Shou Sugi Ban is Japanese technique that preserves wood by char it with heat treatment. This charred wood is also know Japanese burnt cedar. The complete process includes charring the wood surface, cooling it, cleaning, brushing once or twice and finishes it with natural oil. This process is time consuming but the final product is not only elegant, its rich, silvery finish. This Charred wood surface looks unique and beautiful without brushing or polishing and same time it is also fire, insect, rot resistant. This burnt wood is long lasting and can be used for siding, cladding, fencing and flooring. This charred wood (Shou Sugi Ban) is unique selection for your home exterior and interior applications.

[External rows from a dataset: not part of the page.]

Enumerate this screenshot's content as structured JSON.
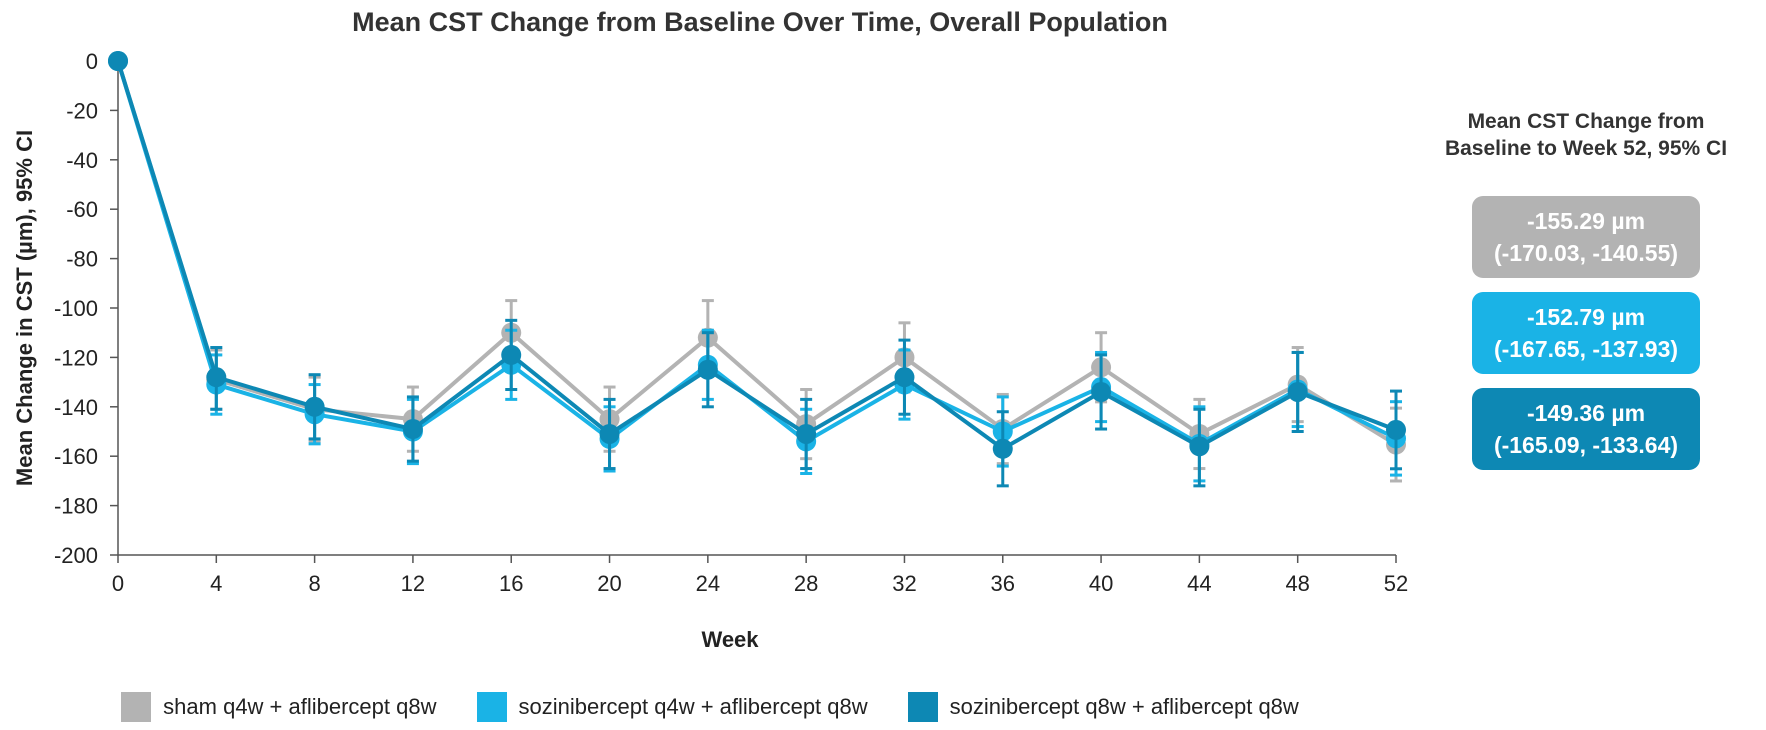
{
  "chart_data": {
    "type": "line",
    "title": "Mean CST Change from Baseline Over Time, Overall Population",
    "xlabel": "Week",
    "ylabel": "Mean Change in CST (µm), 95% CI",
    "xlim": [
      0,
      52
    ],
    "ylim": [
      -200,
      0
    ],
    "x": [
      0,
      4,
      8,
      12,
      16,
      20,
      24,
      28,
      32,
      36,
      40,
      44,
      48,
      52
    ],
    "xticks": [
      "0",
      "4",
      "8",
      "12",
      "16",
      "20",
      "24",
      "28",
      "32",
      "36",
      "40",
      "44",
      "48",
      "52"
    ],
    "yticks": [
      "0",
      "-20",
      "-40",
      "-60",
      "-80",
      "-100",
      "-120",
      "-140",
      "-160",
      "-180",
      "-200"
    ],
    "grid": false,
    "legend_position": "bottom",
    "series": [
      {
        "name": "sham q4w + aflibercept q8w",
        "color": "#b3b3b3",
        "values": [
          0,
          -129,
          -141,
          -145,
          -110,
          -145,
          -112,
          -147,
          -120,
          -149,
          -124,
          -151,
          -131,
          -155.29
        ],
        "ci_lower": [
          0,
          -141,
          -154,
          -158,
          -123,
          -158,
          -127,
          -161,
          -134,
          -163,
          -138,
          -165,
          -146,
          -170.03
        ],
        "ci_upper": [
          0,
          -117,
          -128,
          -132,
          -97,
          -132,
          -97,
          -133,
          -106,
          -135,
          -110,
          -137,
          -116,
          -140.55
        ]
      },
      {
        "name": "sozinibercept q4w + aflibercept q8w",
        "color": "#1ab3e6",
        "values": [
          0,
          -131,
          -143,
          -150,
          -123,
          -153,
          -123,
          -154,
          -131,
          -150,
          -132,
          -155,
          -133,
          -152.79
        ],
        "ci_lower": [
          0,
          -143,
          -155,
          -163,
          -137,
          -166,
          -137,
          -167,
          -145,
          -164,
          -146,
          -170,
          -148,
          -167.65
        ],
        "ci_upper": [
          0,
          -119,
          -131,
          -137,
          -109,
          -140,
          -109,
          -141,
          -117,
          -136,
          -118,
          -140,
          -118,
          -137.93
        ]
      },
      {
        "name": "sozinibercept q8w + aflibercept q8w",
        "color": "#0d88b4",
        "values": [
          0,
          -128,
          -140,
          -149,
          -119,
          -151,
          -125,
          -151,
          -128,
          -157,
          -134,
          -156,
          -134,
          -149.36
        ],
        "ci_lower": [
          0,
          -141,
          -153,
          -162,
          -133,
          -165,
          -140,
          -165,
          -143,
          -172,
          -149,
          -172,
          -150,
          -165.09
        ],
        "ci_upper": [
          0,
          -116,
          -127,
          -136,
          -105,
          -137,
          -110,
          -137,
          -113,
          -142,
          -119,
          -141,
          -118,
          -133.64
        ]
      }
    ]
  },
  "summary": {
    "title_line1": "Mean CST Change from",
    "title_line2": "Baseline to Week 52, 95% CI",
    "boxes": [
      {
        "value": "-155.29 µm",
        "ci": "(-170.03, -140.55)",
        "color": "#b3b3b3"
      },
      {
        "value": "-152.79 µm",
        "ci": "(-167.65, -137.93)",
        "color": "#1ab3e6"
      },
      {
        "value": "-149.36 µm",
        "ci": "(-165.09, -133.64)",
        "color": "#0d88b4"
      }
    ]
  }
}
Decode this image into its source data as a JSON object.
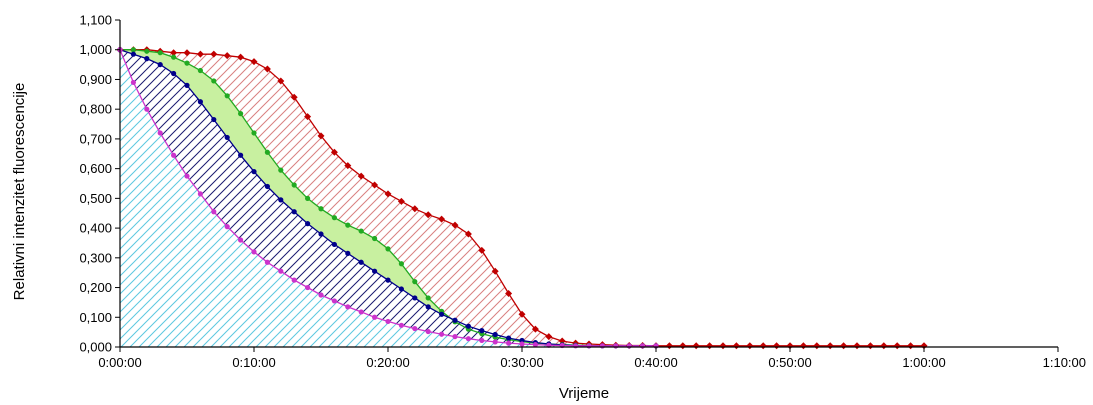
{
  "chart_data": {
    "type": "area",
    "title": "",
    "xlabel": "Vrijeme",
    "ylabel": "Relativni intenzitet fluorescencije",
    "xlim": [
      0,
      70
    ],
    "ylim": [
      0,
      1.1
    ],
    "x_tick_labels": [
      "0:00:00",
      "0:10:00",
      "0:20:00",
      "0:30:00",
      "0:40:00",
      "0:50:00",
      "1:00:00",
      "1:10:00"
    ],
    "y_tick_labels": [
      "0,000",
      "0,100",
      "0,200",
      "0,300",
      "0,400",
      "0,500",
      "0,600",
      "0,700",
      "0,800",
      "0,900",
      "1,000",
      "1,100"
    ],
    "grid": false,
    "legend": "none",
    "series": [
      {
        "color": "#c00000",
        "fill_color": "#d98080",
        "hatch": "diagonal",
        "marker": "diamond",
        "x": [
          0,
          1,
          2,
          3,
          4,
          5,
          6,
          7,
          8,
          9,
          10,
          11,
          12,
          13,
          14,
          15,
          16,
          17,
          18,
          19,
          20,
          21,
          22,
          23,
          24,
          25,
          26,
          27,
          28,
          29,
          30,
          31,
          32,
          33,
          34,
          35,
          36,
          37,
          38,
          39,
          40,
          41,
          42,
          43,
          44,
          45,
          46,
          47,
          48,
          49,
          50,
          51,
          52,
          53,
          54,
          55,
          56,
          57,
          58,
          59,
          60
        ],
        "y": [
          1.0,
          1.0,
          1.0,
          0.995,
          0.99,
          0.99,
          0.985,
          0.985,
          0.98,
          0.975,
          0.96,
          0.935,
          0.895,
          0.84,
          0.775,
          0.71,
          0.655,
          0.61,
          0.575,
          0.545,
          0.515,
          0.49,
          0.465,
          0.445,
          0.43,
          0.41,
          0.38,
          0.325,
          0.255,
          0.18,
          0.11,
          0.06,
          0.035,
          0.02,
          0.013,
          0.01,
          0.008,
          0.006,
          0.005,
          0.005,
          0.004,
          0.004,
          0.004,
          0.004,
          0.004,
          0.004,
          0.004,
          0.004,
          0.004,
          0.004,
          0.004,
          0.004,
          0.004,
          0.004,
          0.004,
          0.004,
          0.004,
          0.004,
          0.004,
          0.004,
          0.004
        ]
      },
      {
        "color": "#22aa22",
        "fill_color": "#c8f0a0",
        "hatch": "none",
        "marker": "circle",
        "x": [
          0,
          1,
          2,
          3,
          4,
          5,
          6,
          7,
          8,
          9,
          10,
          11,
          12,
          13,
          14,
          15,
          16,
          17,
          18,
          19,
          20,
          21,
          22,
          23,
          24,
          25,
          26,
          27,
          28,
          29,
          30,
          31,
          32,
          33,
          34,
          35,
          36,
          37,
          38,
          39,
          40
        ],
        "y": [
          1.0,
          1.0,
          0.995,
          0.99,
          0.975,
          0.955,
          0.93,
          0.895,
          0.845,
          0.785,
          0.72,
          0.655,
          0.595,
          0.545,
          0.5,
          0.465,
          0.435,
          0.41,
          0.39,
          0.365,
          0.33,
          0.28,
          0.22,
          0.165,
          0.12,
          0.085,
          0.06,
          0.045,
          0.033,
          0.025,
          0.018,
          0.013,
          0.01,
          0.008,
          0.006,
          0.005,
          0.004,
          0.004,
          0.004,
          0.004,
          0.004
        ]
      },
      {
        "color": "#00008b",
        "fill_color": "#1a1a70",
        "hatch": "diagonal",
        "marker": "circle",
        "x": [
          0,
          1,
          2,
          3,
          4,
          5,
          6,
          7,
          8,
          9,
          10,
          11,
          12,
          13,
          14,
          15,
          16,
          17,
          18,
          19,
          20,
          21,
          22,
          23,
          24,
          25,
          26,
          27,
          28,
          29,
          30,
          31,
          32,
          33,
          34,
          35,
          36,
          37,
          38,
          39,
          40
        ],
        "y": [
          1.0,
          0.985,
          0.97,
          0.95,
          0.92,
          0.88,
          0.825,
          0.765,
          0.705,
          0.645,
          0.59,
          0.54,
          0.495,
          0.455,
          0.415,
          0.38,
          0.345,
          0.315,
          0.285,
          0.255,
          0.225,
          0.195,
          0.165,
          0.135,
          0.11,
          0.09,
          0.07,
          0.055,
          0.042,
          0.03,
          0.022,
          0.015,
          0.01,
          0.007,
          0.005,
          0.004,
          0.004,
          0.004,
          0.004,
          0.004,
          0.004
        ]
      },
      {
        "color": "#cc33cc",
        "fill_color": "#5cc8e0",
        "hatch": "diagonal",
        "marker": "circle",
        "x": [
          0,
          1,
          2,
          3,
          4,
          5,
          6,
          7,
          8,
          9,
          10,
          11,
          12,
          13,
          14,
          15,
          16,
          17,
          18,
          19,
          20,
          21,
          22,
          23,
          24,
          25,
          26,
          27,
          28,
          29,
          30,
          31,
          32,
          33,
          34,
          35,
          36,
          37,
          38,
          39,
          40
        ],
        "y": [
          1.0,
          0.89,
          0.8,
          0.72,
          0.645,
          0.575,
          0.515,
          0.455,
          0.405,
          0.36,
          0.32,
          0.285,
          0.255,
          0.225,
          0.2,
          0.175,
          0.155,
          0.135,
          0.118,
          0.1,
          0.086,
          0.073,
          0.062,
          0.052,
          0.043,
          0.035,
          0.028,
          0.022,
          0.017,
          0.013,
          0.01,
          0.008,
          0.006,
          0.005,
          0.004,
          0.004,
          0.004,
          0.004,
          0.004,
          0.004,
          0.004
        ]
      }
    ]
  }
}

Japanese carpenters searching for a unique technique that also improved durability used recovered piece of wood from the coastlines of Japan. Due to weathering Process wood undergoes when it is treat with the harsh environment of saltwater, surf and sun. This wood was prized for its elegant appearance and durability in much different carpentry medium.
Then they turned to another weathering process to achieve the durability. Fire in this case provided the preservative, and the unique dimension Japanese homeowners. This practice of charring commonly referred to in the United States. In the last 50-100 years the practice has fallen out of favor in Japan due to the advent of modern plastic or cement based siding, decking, and fencing. Due to these factors Shou Sugi Ban process has lost.
Shou Sugi Ban was rediscovered first in Japan in early 2000’s, but after some time it seek the attention of architecture’s in North America. Then they started showing up these in traditional designed houses and buildings. As it was popular in Japan hundreds of year ago due to its durability and unique looks, its use has really expanded to other areas in few years. Charring of wood is method of coloring, finishing and preserving siding and fencing is just catching on.
We need to know that charred wood is not bug proof, however it is bus resistant. Bugs like termites fed on charred wood looks less healthy then Termites fed on fresh pine shavings. The charring therefore is a obstacle, but not a complete solution for termites and other wood pests. There are many things you can do to prevent pest damage and using charred wood siding and fencing would be a part of that, but not the whole thing. As fire resistance, the charring process drives off the lighter-weight and more volatile cellulosic compounds, leaving behind the blackened lignin which is harder and more stable. Lignin is much more chemically stable, therefore hard to digest than cellulosic compounds.